Live: Karen O's Stop The Virgens Is Pretty, Vacant

kareno_stopthevirgens.jpg
Stop the Virgens
St. Ann's Warehouse
Wednesday, October 19

Better than: Your average mass fatality.

There ought to be something lethal at the heart of a rock show, some hurts-so-good death drive that reminds you how glorious it is to live, to breathe, to dance. Karen O's "psycho rock opera" Stop The Virgens—playing at St. Ann's Warehouse through the weekend—takes that fatal impulse seriously. By the piece's end, 40 blood-spattered bodies litter the stage, victims of a sudden and violent plague. Lock up your daughters; post-punk can kill.

This mass demise and its ensuing resurrection are the closest this stylish, vacant show comes to narrative, frustrating the expectations of audience members who took seriously the idea that it would have the dramatic heft of an opera. O and co-creator KK Barrett create a world part Brothers Grimm and part Henry Darger, with a dash of Village of the Damned, but they haven't borrowed any of the plots.

As the crowd files through a somewhat vaginal corridor haunted by shadowy figures, a low growling can be heard. In the main space, near a circular, womb-like stage, two women described as sentinels (one of them played by the indie mainstay Lili Taylor) stand still, wearing outfits that look inspired by both the garb worn by medieval nuns and blueberries.

Then a scrim falls away and O, wearing a black wig and "chic abominable snowman" attire, begins to sing. (During the show, she also dresses up like a water nymph, a levitating mother goddess, and Little Red Riding Hood; bonus points to anyone who can explain the molting purple unitard.) As she croons, an assembly of Virgens—all wearing platinum wigs—cluster around her. On the sides of the stage, 30 more young women, also in blond wigs and choir-robe minidresses, provide vocal backup.

The music ranges from lullabies to love songs to electropop piffle, but nearly all of it is aggressively lacking in content, save some violent imagery ("We'll cut it out of your throat") and the occasional goose for the dirty-minded. They might be about anything or nothing. If O and director Adam Rapp do have a story arc in mind, they don't share it with the audience. Would it have killed someone to write a libretto, or to have O interact with the other people onstage?
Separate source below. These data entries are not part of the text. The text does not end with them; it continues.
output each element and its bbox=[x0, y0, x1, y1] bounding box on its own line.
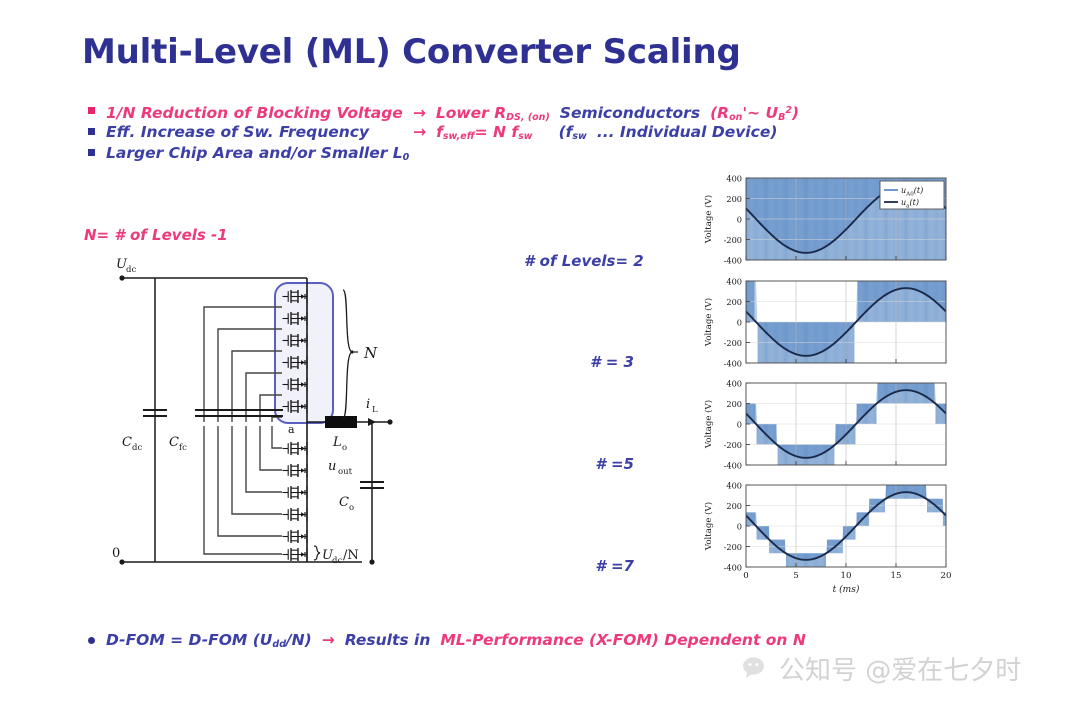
svg-text:Voltage (V): Voltage (V) bbox=[703, 195, 714, 244]
chart-label-2level: # of Levels= 2 bbox=[524, 252, 634, 270]
chart-label-3level: # = 3 bbox=[524, 353, 634, 371]
label-uout: u bbox=[328, 459, 336, 474]
lower-switch-5 bbox=[283, 530, 308, 543]
page-title: Multi-Level (ML) Converter Scaling bbox=[82, 32, 741, 72]
bottom-text-b: /N) bbox=[286, 631, 312, 649]
converter-schematic: U dc 0 C dc C fc a L o C o u out i L N U… bbox=[100, 250, 420, 590]
svg-text:200: 200 bbox=[726, 194, 742, 204]
wechat-icon bbox=[742, 656, 772, 682]
bullet-1-arrow: → bbox=[413, 104, 426, 122]
flying-capacitors bbox=[195, 410, 283, 416]
bullet-1-text-a: 1/N Reduction of Blocking Voltage bbox=[106, 104, 403, 122]
bullet-2-text-b: f bbox=[436, 123, 443, 141]
svg-text:0: 0 bbox=[737, 521, 742, 531]
svg-text:-200: -200 bbox=[724, 338, 742, 348]
svg-text:5: 5 bbox=[793, 571, 798, 581]
bullet-2-text-e: ... Individual Device) bbox=[597, 123, 778, 141]
svg-text:200: 200 bbox=[726, 399, 742, 409]
bottom-text-c: Results in bbox=[345, 631, 431, 649]
label-co-sub: o bbox=[349, 503, 354, 513]
n-brace bbox=[343, 290, 352, 418]
label-il-sub: L bbox=[372, 405, 378, 415]
svg-text:-400: -400 bbox=[724, 358, 742, 368]
upper-stack-highlight bbox=[275, 283, 333, 423]
svg-text:400: 400 bbox=[726, 276, 742, 286]
label-il: i bbox=[366, 397, 370, 412]
label-cfc: C bbox=[169, 435, 179, 450]
svg-text:10: 10 bbox=[841, 571, 852, 581]
bullet-1-text-f: ) bbox=[792, 104, 799, 122]
svg-text:Voltage (V): Voltage (V) bbox=[703, 400, 714, 449]
lower-switch-6 bbox=[283, 548, 308, 561]
bullet-item-1: 1/N Reduction of Blocking Voltage→Lower … bbox=[88, 101, 799, 122]
bullet-2-sub-c: sw bbox=[518, 131, 532, 142]
bullet-marker-square-pink bbox=[88, 107, 95, 114]
bullet-1-text-d: (R bbox=[710, 104, 729, 122]
label-lo: L bbox=[332, 435, 342, 450]
label-co: C bbox=[339, 495, 349, 510]
bullet-1-text-e: '~ U bbox=[742, 104, 778, 122]
label-cell-voltage-tail: /N bbox=[343, 548, 359, 563]
flying-cap-loops-upper bbox=[204, 307, 282, 422]
levels-note: N= # of Levels -1 bbox=[84, 226, 228, 244]
label-cfc-sub: fc bbox=[179, 443, 187, 453]
flying-cap-loops-lower bbox=[204, 426, 282, 554]
slide-root: Multi-Level (ML) Converter Scaling 1/N R… bbox=[0, 0, 1092, 704]
bottom-text-a: D-FOM = D-FOM (U bbox=[106, 631, 272, 649]
lower-switch-4 bbox=[283, 508, 308, 521]
label-n-brace: N bbox=[363, 344, 378, 362]
bullet-2-text-c: = N f bbox=[475, 123, 519, 141]
label-uout-sub: out bbox=[338, 467, 353, 477]
svg-text:15: 15 bbox=[891, 571, 902, 581]
bullet-marker-dot-blue bbox=[88, 637, 95, 644]
bullet-2-sub-d: sw bbox=[572, 131, 586, 142]
bullet-marker-square-blue-1 bbox=[88, 128, 95, 135]
bullet-2-arrow: → bbox=[413, 123, 426, 141]
svg-text:-400: -400 bbox=[724, 255, 742, 265]
bottom-bullet: D-FOM = D-FOM (Udd/N)→Results inML-Perfo… bbox=[88, 630, 806, 655]
bullet-2-sub-b: sw,eff bbox=[443, 131, 475, 142]
svg-text:-200: -200 bbox=[724, 235, 742, 245]
waveform-chart-3level: 4002000-200-400Voltage (V) bbox=[700, 275, 952, 373]
bullet-1-text-c: Semiconductors bbox=[560, 104, 700, 122]
bullet-2-text-a: Eff. Increase of Sw. Frequency bbox=[106, 123, 369, 141]
svg-text:0: 0 bbox=[737, 317, 742, 327]
svg-text:200: 200 bbox=[726, 501, 742, 511]
svg-text:Voltage (V): Voltage (V) bbox=[703, 298, 714, 347]
svg-text:0: 0 bbox=[743, 571, 748, 581]
svg-text:200: 200 bbox=[726, 297, 742, 307]
bullet-1-text-b: Lower R bbox=[436, 104, 506, 122]
svg-text:20: 20 bbox=[941, 571, 952, 581]
waveform-chart-2level: 4002000-200-400Voltage (V)uA0(t)ua(t) bbox=[700, 172, 952, 270]
label-zero: 0 bbox=[112, 546, 120, 561]
lower-switch-2 bbox=[283, 464, 308, 477]
watermark-text: 公知号 @爱在七夕时 bbox=[779, 650, 1021, 687]
bullet-1-sup-e: 2 bbox=[785, 105, 792, 116]
svg-text:400: 400 bbox=[726, 378, 742, 388]
output-inductor bbox=[325, 416, 357, 428]
bullet-3-text-a: Larger Chip Area and/or Smaller L bbox=[106, 144, 403, 162]
bottom-sub-a: dd bbox=[272, 639, 286, 650]
svg-text:0: 0 bbox=[737, 214, 742, 224]
svg-text:Voltage (V): Voltage (V) bbox=[703, 502, 714, 551]
svg-text:-200: -200 bbox=[724, 440, 742, 450]
chart-label-5level: # =5 bbox=[524, 455, 634, 473]
bullet-list: 1/N Reduction of Blocking Voltage→Lower … bbox=[88, 101, 799, 164]
svg-text:400: 400 bbox=[726, 173, 742, 183]
label-lo-sub: o bbox=[342, 443, 347, 453]
bullet-marker-square-blue-2 bbox=[88, 149, 95, 156]
lower-switch-3 bbox=[283, 486, 308, 499]
label-udc-sub: dc bbox=[126, 265, 136, 275]
bullet-3-sub-a: 0 bbox=[403, 152, 410, 163]
label-node-a: a bbox=[288, 423, 295, 436]
label-cell-voltage-sub: dc bbox=[332, 556, 342, 566]
svg-text:t (ms): t (ms) bbox=[833, 584, 860, 595]
waveform-chart-5level: 4002000-200-400Voltage (V) bbox=[700, 377, 952, 475]
svg-text:-200: -200 bbox=[724, 542, 742, 552]
cell-voltage-brace bbox=[314, 546, 320, 560]
watermark: 公知号 @爱在七夕时 bbox=[742, 650, 1021, 687]
lower-switch-1 bbox=[283, 442, 308, 455]
chart-label-7level: # =7 bbox=[524, 557, 634, 575]
label-cdc: C bbox=[122, 435, 132, 450]
bottom-text-d: ML-Performance (X-FOM) Dependent on N bbox=[440, 631, 805, 649]
svg-text:0: 0 bbox=[737, 419, 742, 429]
svg-text:400: 400 bbox=[726, 480, 742, 490]
label-cdc-sub: dc bbox=[132, 443, 142, 453]
bullet-2-text-d: (f bbox=[559, 123, 573, 141]
bullet-item-2: Eff. Increase of Sw. Frequency→fsw,eff= … bbox=[88, 122, 799, 143]
bottom-arrow: → bbox=[322, 631, 335, 649]
svg-text:-400: -400 bbox=[724, 562, 742, 572]
waveform-chart-7level: 4002000-200-400Voltage (V)05101520t (ms) bbox=[700, 479, 952, 603]
svg-text:-400: -400 bbox=[724, 460, 742, 470]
Still, she's a pleasure to listen to, with a voice always smoother and sweeter than you expect, a dark amber syrup with just a hint of grit. She's a forceful, seductive singer, and the internal stillness to her stance benefits her in the context of a traditional rock show. But in these performance-art surroundings, she just seems stiff. And no matter what emotion she's projecting—desire, fear, tranquility—her face doesn't alter; she instead lets her costumes and coifs do the acting for her. Only at the show's end, off script and introducing the band, does she seem to enjoy herself.

The audience enjoyed it, but in a polite and amused way. And there is much to enjoy—the microphone shaped like a claw, the occasionally baroque orchestrations (courtesy of music directors Sam Spiegel and Nick Zinner, aided by the City Strings), the wickedly rococo visuals. But where Stop The Virgens should be wild and anarchic, it seems rehearsed, unyielding, and hollow. You wish those Virgens would lose it already.

Critical bias: I saw the Yeah Yeah Yeahs a few times in the early '00s, but I haven't listened to their recorded output post-Fever to Tell.

Overheard: A Virgen sighing to her boyfriend post-show, "I wasn't so pleased with my death tonight."

Random notebook dump: Rock goddess innovator or fashion-plate poseur? Only her hairdresser knows for sure.